Pour une première fois, les journées d’étude de l’ACDEAULF se sont arrêtées dans une province de l’Ouest canadien. En effet, le 6 et 7 juin derniers, c’est l’Université de Saint-Boniface au Manitoba qui fut l’hôte de cette rencontre. Une nouveauté qui a certainement teinté la nature des discussions qui se sont déroulées sous le thème « La formation continue : un levier pour le développement des communautés ».

De fait, plusieurs ateliers ont permis de rappeler l’importance de la formation continue pour préserver la langue française dans un contexte minoritaire, comme c’est le cas au Manitoba. Des questions comme celles de la disponibilité des services de garde offerts en français, mais aussi celle de l’offre de cours pour les éducatrices francophones, ont été abordées à maintes reprises, notamment lors d’un atelier portant sur la formation continue en petite enfance.

Gines Combiadakis, professeur en éducation à la petite enfance à l’école technique et professionnelle de l’Université de Saint-Boniface, et Brigitte L’Heureux, directrice générale de la Fédération des parents du Manitoba, ont expliqué le modèle qu’ils ont mis en place pour développer un programme de formations gratuites destinées aux éducatrices francophones. Tout un défi ! En plus d’expliquer la situation – le système manitobain est privé et compte une vingtaine de services en français pour 500 anglophones – les panélistes ont également recueilli plusieurs idées pour alimenter leur réflexion. La professeure à l’Université du Manitoba, Susan Prentice, a également expliqué son parcours : en plus d’avoir étudié la cause des garderies francophone dans la province, la sociologue a aussi appris le français pour mieux comprendre leur réalité.

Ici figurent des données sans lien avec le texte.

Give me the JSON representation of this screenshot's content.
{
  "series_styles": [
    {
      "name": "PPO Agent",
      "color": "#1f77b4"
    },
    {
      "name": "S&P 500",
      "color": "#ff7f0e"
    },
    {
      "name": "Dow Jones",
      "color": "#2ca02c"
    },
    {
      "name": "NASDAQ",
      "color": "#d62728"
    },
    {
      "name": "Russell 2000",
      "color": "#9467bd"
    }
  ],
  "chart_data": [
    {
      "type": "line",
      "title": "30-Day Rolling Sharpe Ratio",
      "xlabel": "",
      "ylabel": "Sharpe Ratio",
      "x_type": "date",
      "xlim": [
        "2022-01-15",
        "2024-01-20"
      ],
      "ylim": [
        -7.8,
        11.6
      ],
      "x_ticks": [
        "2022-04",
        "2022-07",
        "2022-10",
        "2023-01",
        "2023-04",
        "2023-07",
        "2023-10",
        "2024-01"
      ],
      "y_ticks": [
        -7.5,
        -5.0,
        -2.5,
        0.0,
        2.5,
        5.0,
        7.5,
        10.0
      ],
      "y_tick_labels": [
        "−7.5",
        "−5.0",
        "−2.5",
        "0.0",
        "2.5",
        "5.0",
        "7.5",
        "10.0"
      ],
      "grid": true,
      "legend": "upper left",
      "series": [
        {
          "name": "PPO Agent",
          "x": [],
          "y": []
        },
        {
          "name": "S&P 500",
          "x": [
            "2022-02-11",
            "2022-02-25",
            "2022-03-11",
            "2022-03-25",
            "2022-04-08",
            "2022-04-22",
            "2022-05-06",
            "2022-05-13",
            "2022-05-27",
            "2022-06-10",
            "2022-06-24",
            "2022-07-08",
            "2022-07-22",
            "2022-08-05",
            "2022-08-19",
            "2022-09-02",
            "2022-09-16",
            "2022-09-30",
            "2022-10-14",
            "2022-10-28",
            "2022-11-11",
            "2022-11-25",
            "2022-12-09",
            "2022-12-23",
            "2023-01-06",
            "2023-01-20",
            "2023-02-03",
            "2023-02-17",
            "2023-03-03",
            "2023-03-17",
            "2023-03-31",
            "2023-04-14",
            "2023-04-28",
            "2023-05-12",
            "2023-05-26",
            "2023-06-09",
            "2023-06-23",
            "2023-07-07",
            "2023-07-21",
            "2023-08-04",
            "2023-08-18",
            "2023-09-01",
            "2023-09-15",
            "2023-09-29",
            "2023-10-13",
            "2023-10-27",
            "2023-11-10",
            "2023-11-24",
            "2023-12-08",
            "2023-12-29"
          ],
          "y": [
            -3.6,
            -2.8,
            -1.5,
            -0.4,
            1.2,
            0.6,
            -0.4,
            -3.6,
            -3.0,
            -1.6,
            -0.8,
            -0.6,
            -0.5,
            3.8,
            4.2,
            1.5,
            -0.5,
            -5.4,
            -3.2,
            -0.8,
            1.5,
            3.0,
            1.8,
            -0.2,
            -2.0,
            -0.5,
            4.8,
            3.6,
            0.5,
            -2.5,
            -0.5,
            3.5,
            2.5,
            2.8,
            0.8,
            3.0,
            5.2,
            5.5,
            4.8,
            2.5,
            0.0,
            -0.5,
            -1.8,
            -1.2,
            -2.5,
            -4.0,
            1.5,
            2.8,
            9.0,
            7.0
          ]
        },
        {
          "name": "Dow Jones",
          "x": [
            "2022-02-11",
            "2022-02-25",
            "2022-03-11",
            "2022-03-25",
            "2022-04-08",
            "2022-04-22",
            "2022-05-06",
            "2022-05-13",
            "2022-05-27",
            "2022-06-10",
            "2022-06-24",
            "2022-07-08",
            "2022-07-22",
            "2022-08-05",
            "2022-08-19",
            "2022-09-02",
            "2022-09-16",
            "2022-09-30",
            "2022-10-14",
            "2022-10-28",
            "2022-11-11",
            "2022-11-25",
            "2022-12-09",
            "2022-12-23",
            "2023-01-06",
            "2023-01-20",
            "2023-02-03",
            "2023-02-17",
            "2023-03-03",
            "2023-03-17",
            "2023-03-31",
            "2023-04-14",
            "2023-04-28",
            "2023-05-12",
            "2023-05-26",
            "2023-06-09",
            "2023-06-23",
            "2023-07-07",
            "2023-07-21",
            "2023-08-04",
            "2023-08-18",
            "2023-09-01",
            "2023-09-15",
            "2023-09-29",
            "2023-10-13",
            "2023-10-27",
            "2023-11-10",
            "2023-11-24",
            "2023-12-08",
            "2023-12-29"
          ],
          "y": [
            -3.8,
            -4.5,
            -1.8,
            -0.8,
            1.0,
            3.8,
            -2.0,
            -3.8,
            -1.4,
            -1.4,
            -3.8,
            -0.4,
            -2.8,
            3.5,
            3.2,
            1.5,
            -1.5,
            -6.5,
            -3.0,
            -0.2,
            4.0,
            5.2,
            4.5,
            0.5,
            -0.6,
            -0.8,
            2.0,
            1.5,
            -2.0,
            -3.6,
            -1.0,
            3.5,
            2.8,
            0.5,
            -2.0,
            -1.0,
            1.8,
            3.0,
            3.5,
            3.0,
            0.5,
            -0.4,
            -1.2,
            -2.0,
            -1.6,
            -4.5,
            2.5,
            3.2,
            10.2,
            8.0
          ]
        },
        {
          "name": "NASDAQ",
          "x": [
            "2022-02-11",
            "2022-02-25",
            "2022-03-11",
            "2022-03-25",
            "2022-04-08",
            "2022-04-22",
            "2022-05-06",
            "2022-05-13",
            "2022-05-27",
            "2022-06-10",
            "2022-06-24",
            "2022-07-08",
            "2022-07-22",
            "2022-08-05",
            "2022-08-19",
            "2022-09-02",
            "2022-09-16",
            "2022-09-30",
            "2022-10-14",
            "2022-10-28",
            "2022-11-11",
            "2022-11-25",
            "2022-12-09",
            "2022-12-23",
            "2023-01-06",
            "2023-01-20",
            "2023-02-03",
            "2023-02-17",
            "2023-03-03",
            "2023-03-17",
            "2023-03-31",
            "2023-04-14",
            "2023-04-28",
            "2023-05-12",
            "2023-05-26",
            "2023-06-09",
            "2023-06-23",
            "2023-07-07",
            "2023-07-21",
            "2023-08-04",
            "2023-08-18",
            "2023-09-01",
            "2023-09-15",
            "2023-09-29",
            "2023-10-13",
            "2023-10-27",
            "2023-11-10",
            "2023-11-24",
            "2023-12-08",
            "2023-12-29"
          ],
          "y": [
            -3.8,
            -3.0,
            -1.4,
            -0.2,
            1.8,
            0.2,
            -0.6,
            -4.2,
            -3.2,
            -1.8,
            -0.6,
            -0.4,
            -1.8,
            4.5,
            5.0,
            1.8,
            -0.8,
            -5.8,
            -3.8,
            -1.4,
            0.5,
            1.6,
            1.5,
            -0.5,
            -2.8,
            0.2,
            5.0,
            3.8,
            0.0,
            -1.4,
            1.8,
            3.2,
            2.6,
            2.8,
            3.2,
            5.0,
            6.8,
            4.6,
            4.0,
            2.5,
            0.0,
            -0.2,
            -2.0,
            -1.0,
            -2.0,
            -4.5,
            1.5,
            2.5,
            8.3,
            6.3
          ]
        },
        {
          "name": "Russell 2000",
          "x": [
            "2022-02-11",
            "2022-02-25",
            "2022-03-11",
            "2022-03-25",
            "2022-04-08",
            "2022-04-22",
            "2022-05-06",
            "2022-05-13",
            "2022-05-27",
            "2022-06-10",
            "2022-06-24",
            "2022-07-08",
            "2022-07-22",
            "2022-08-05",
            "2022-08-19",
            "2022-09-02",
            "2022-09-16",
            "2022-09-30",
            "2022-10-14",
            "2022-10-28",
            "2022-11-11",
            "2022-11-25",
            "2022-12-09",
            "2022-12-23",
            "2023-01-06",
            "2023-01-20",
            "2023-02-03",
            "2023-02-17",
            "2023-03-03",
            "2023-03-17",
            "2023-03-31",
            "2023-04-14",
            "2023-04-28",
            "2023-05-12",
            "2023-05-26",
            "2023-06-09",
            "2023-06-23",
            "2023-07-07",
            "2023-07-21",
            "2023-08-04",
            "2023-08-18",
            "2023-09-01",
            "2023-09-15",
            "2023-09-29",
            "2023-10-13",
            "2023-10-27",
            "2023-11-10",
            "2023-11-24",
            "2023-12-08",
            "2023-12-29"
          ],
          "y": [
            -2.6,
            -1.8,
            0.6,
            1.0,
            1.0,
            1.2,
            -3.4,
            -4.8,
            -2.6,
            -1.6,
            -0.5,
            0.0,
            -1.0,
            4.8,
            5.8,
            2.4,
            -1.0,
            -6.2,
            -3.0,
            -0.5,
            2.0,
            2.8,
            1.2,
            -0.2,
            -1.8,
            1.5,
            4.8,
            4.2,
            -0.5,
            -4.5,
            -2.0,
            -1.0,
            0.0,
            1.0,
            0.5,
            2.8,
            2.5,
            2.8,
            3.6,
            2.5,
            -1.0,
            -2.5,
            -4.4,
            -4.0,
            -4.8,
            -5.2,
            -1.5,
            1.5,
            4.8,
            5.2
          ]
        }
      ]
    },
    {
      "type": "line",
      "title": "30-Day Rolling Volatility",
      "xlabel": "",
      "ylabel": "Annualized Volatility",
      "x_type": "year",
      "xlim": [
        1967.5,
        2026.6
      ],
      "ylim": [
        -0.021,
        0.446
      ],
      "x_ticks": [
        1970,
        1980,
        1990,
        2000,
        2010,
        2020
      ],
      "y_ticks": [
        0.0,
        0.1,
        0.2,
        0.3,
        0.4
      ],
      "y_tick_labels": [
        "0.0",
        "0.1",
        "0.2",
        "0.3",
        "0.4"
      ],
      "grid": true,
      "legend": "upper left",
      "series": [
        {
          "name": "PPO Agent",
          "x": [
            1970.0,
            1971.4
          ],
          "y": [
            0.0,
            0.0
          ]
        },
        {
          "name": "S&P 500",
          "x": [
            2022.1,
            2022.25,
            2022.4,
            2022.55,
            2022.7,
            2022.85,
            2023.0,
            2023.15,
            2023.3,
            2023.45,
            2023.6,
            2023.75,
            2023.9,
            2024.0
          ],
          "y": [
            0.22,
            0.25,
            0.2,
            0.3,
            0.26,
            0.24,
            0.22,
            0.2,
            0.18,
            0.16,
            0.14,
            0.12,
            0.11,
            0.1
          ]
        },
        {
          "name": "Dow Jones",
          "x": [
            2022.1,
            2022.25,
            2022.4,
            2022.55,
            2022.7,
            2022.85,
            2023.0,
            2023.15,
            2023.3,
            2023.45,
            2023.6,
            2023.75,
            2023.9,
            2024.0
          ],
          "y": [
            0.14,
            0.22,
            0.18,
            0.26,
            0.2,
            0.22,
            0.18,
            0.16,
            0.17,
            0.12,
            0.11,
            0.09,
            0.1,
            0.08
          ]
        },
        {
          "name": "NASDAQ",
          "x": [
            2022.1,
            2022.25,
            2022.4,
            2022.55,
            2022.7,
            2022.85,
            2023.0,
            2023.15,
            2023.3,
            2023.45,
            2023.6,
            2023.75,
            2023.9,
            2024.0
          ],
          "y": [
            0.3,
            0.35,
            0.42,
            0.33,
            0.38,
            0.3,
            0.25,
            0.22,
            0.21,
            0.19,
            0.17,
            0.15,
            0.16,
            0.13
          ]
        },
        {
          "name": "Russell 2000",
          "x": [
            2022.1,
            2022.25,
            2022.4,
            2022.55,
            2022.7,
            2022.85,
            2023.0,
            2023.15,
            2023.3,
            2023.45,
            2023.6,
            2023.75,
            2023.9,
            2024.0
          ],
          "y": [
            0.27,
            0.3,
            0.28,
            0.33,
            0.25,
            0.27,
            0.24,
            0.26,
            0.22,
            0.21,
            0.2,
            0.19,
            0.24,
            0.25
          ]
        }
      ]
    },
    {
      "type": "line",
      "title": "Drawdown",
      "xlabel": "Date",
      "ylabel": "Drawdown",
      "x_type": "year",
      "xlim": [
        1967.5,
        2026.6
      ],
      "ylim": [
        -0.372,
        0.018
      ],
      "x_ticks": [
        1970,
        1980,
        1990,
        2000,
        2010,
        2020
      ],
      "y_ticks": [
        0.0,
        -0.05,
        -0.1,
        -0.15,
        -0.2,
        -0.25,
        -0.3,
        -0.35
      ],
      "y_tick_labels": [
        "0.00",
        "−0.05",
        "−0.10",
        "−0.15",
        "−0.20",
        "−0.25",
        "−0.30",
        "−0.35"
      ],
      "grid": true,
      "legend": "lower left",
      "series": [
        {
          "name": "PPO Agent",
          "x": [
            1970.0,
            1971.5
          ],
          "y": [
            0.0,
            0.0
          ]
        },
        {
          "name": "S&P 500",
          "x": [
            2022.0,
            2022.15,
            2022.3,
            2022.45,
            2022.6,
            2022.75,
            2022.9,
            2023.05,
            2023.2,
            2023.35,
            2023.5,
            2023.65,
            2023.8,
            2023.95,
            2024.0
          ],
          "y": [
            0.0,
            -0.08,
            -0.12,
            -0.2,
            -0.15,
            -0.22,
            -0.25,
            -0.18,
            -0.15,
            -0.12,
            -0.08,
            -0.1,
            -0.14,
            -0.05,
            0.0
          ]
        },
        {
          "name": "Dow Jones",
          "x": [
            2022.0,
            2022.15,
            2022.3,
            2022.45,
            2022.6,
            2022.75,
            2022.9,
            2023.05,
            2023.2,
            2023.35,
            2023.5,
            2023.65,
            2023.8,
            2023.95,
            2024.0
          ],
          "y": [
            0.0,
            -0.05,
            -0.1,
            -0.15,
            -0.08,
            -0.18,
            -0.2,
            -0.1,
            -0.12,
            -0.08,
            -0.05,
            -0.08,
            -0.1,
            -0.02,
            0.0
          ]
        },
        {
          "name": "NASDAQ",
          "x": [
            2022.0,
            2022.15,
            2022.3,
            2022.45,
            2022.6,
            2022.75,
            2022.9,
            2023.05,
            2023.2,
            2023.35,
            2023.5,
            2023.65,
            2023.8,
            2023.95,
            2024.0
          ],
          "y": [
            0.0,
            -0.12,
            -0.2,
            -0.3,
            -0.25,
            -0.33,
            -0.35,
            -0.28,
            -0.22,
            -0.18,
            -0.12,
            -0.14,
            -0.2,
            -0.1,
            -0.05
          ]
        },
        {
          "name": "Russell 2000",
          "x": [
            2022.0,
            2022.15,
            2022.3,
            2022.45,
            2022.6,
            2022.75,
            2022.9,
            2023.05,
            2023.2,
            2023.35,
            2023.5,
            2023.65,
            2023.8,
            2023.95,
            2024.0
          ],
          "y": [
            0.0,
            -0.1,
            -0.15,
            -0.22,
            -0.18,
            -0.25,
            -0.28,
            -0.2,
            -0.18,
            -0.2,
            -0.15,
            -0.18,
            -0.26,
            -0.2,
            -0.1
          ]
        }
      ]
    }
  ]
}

Dans la même optique, les journées qui ont accueilli un nombre record de participants d’institutions de l’Ouest canadien, et ont aussi permis aux participants de réfléchir à l’influence de la formation continue sur différentes communautés, notamment à l’aide de conférences et d’ateliers pratiques. Ils ont d’ailleurs travaillé ensemble pour créer une offre de service sur la gestion de conflits adaptée à différentes clientèles (travailleurs de la construction, du domaine de la santé et des Premières Nations). Une réflexion collective enrichissante.